Ia menekankan bahwa ekspansi tidak dapat dilakukan begitu saja tanpa sistem manajemen yang solid, terutama dalam hal operasional, keuangan, dan sumber daya manusia. Menurutnya, tanpa tim yang kuat, proses scale-up akan menjadi tantangan besar.
Tantangan ini semakin terasa di industri kopi yang kini memasuki fase red ocean. Dalam kondisi seperti ini, banyak brand kopi mulai mencari cara untuk bertahan dan berkembang tanpa terbebani oleh tingginya model ekspansi.
Salah satu solusi yang banyak diadopsi adalah franchise, seperti yang dilakukan Titik Koma.
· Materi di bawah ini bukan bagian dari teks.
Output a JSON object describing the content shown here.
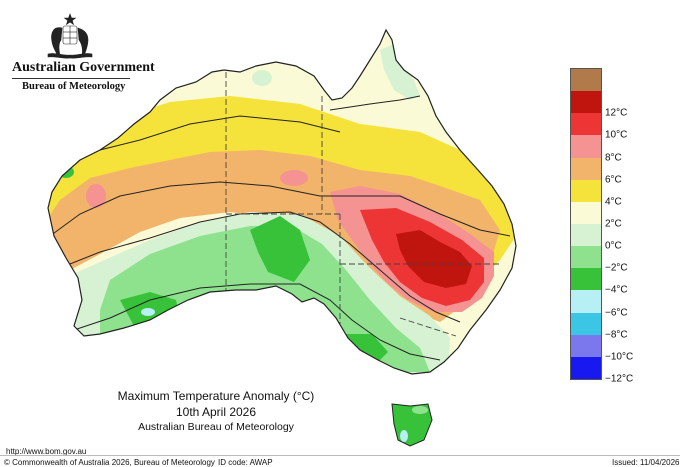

Dengan model ini, sebuah brand dapat memperluas jangkauan modal yang lebih terdistribusi, sementara mitra franchisee mendapatkan keuntungan dari sistem yang sudah teruji.
Steve Hidayat, ketua umum Perkumpulan Profesional & Inovator Kopi Indonesia (PaPIKI), menyebut franchise sebagai pendorong utama pertumbuhan bisnis kopi.
“Di sektor hilir, angka rata-rata konsumsi kopi per orang Indonesia masih lebih rendah dibandingkan negara lain. Dengan sistem franchise, pertumbuhan bisnis kopi, terutama coffee shop, sangat terbantu dan berkembang pesat,” ujar Steve.
Namun, seiring dengan meningkatnya jumlah pemain di industri ini, Steve juga menekankan pentingnya inovasi dan diferensiasi untuk menghadapi persaingan yang semakin ketat. Misalnya, memperkenalkan proses penyangraian unik atau memiliki konsep bisnis yang berbeda, seperti memberdayakan tenaga kerja dari kelompok tertentu.
Strategi yang sama juga diungkapkan oleh Erwin Halim, pengamat waralaba dari Proverb Consulting. Menurutnya, untuk brand kopi lokal agar tetap relevan dan bertahan di tengah ketatnya persaingan, penting untuk fokus pada peningkatan brand awareness dan brand equity.
“Selain itu, bisnis juga perlu melakukan inovasi dari sisi nama produk, menyediakan layanan yang lebih cepat, dan harga yang lebih murah,” ucapnya.